Section 1692g requires a debt collector to send a written “validation notice” to a consumer within five days of the collector’s initial collection attempt and specifies what information the notice must contain. This section requires the notice to include statements that if the consumer disputes a debt in writing or makes a written request for the name and address of the original creditor, the collector will provide verification of the debt or the requested information. This section also requires a debt collector to cease all collection efforts if it receives a written dispute or information request until the verification or information is provided.

Section 1692g also requires the validation notice to include a statement that the debt will be assumed to be valid by the debt collector unless the consumer disputes the debt within 30 days. It is silent, however, on what form the dispute must take to avoid that assumption.

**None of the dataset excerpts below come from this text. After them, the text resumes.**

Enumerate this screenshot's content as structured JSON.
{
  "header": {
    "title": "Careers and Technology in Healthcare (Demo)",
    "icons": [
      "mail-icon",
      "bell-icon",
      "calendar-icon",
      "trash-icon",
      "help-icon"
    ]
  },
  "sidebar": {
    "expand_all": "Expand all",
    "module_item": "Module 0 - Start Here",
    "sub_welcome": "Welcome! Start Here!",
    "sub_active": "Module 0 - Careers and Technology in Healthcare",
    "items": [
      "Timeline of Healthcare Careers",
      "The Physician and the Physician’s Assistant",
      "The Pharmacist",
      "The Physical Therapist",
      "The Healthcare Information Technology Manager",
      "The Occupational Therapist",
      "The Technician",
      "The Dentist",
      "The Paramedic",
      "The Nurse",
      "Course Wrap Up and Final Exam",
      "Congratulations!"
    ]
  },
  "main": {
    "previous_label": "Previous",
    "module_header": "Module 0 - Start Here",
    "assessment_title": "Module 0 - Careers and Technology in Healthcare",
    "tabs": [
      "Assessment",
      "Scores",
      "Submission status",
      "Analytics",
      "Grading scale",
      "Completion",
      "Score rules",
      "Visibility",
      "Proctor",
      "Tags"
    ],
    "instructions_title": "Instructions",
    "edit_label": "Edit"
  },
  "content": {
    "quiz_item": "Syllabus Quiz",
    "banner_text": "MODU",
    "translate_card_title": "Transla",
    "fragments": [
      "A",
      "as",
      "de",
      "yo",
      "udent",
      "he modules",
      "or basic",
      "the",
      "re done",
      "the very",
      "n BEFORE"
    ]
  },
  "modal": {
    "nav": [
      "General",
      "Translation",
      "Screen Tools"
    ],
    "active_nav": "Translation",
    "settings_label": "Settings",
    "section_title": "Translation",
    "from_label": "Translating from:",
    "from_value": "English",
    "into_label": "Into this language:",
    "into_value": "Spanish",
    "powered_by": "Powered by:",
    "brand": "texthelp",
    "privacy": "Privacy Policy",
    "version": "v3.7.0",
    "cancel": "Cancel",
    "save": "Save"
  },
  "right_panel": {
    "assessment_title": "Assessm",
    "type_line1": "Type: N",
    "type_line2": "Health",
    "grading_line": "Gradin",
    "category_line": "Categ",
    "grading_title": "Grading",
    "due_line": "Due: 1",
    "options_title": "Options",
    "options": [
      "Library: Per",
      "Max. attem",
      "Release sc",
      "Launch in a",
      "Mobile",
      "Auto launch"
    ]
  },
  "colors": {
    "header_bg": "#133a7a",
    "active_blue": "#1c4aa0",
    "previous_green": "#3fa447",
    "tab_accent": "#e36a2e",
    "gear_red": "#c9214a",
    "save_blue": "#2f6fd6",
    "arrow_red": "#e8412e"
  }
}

The Fourth Circuit rejected the collector’s argument that, for consistency with Section 1692g’s other dispute mechanisms and to avoid consumer confusion, the section must be read to require a written dispute for a debt not to be assumed valid. It observed that an oral dispute triggers consumer protections that are independent of the protections triggered by other portions of Section 1692g that expressly require a written dispute. According to the Fourth Circuit, if a debt is orally disputed, a debt collector must disclose that the debt is disputed when communicating the debtor’s credit information to others. If the debtor owes multiple debts, the collector cannot apply a payment made by the debtor to the disputed debt.

The Fourth Circuit also found that its conclusion was consistent with “well-established principles of statutory construction” that required the court to “give effect, if possible, to every clause and word of a statute.” In the court’s view, it would violate those principles if the court were to rely on the written dispute requirement in certain portions of Section 1692g to read such a requirement into the portion of Section 1692g that addresses when a debt will be assumed valid.

Observing that the issue of whether the FDCPA requires a written dispute was one of first impression in the Fourth Circuit, the court noted that its decision was consistent with decisions of the Second and Ninth Circuits in 2013 and 2005, respectively. (The Second Circuit decision was the subject of a prior legal alert.) It also noted that the Third Circuit had reached the opposite conclusion in a 1991 decision, ruling that a debtor must send a written statement to effectively dispute a debt. (Based on that decision, the Third Circuit held in a March 2013 decision that a collection letter violated the FDCPA because its invitation to call a toll-free number could be read to permit the debt to be effectively disputed by telephone.)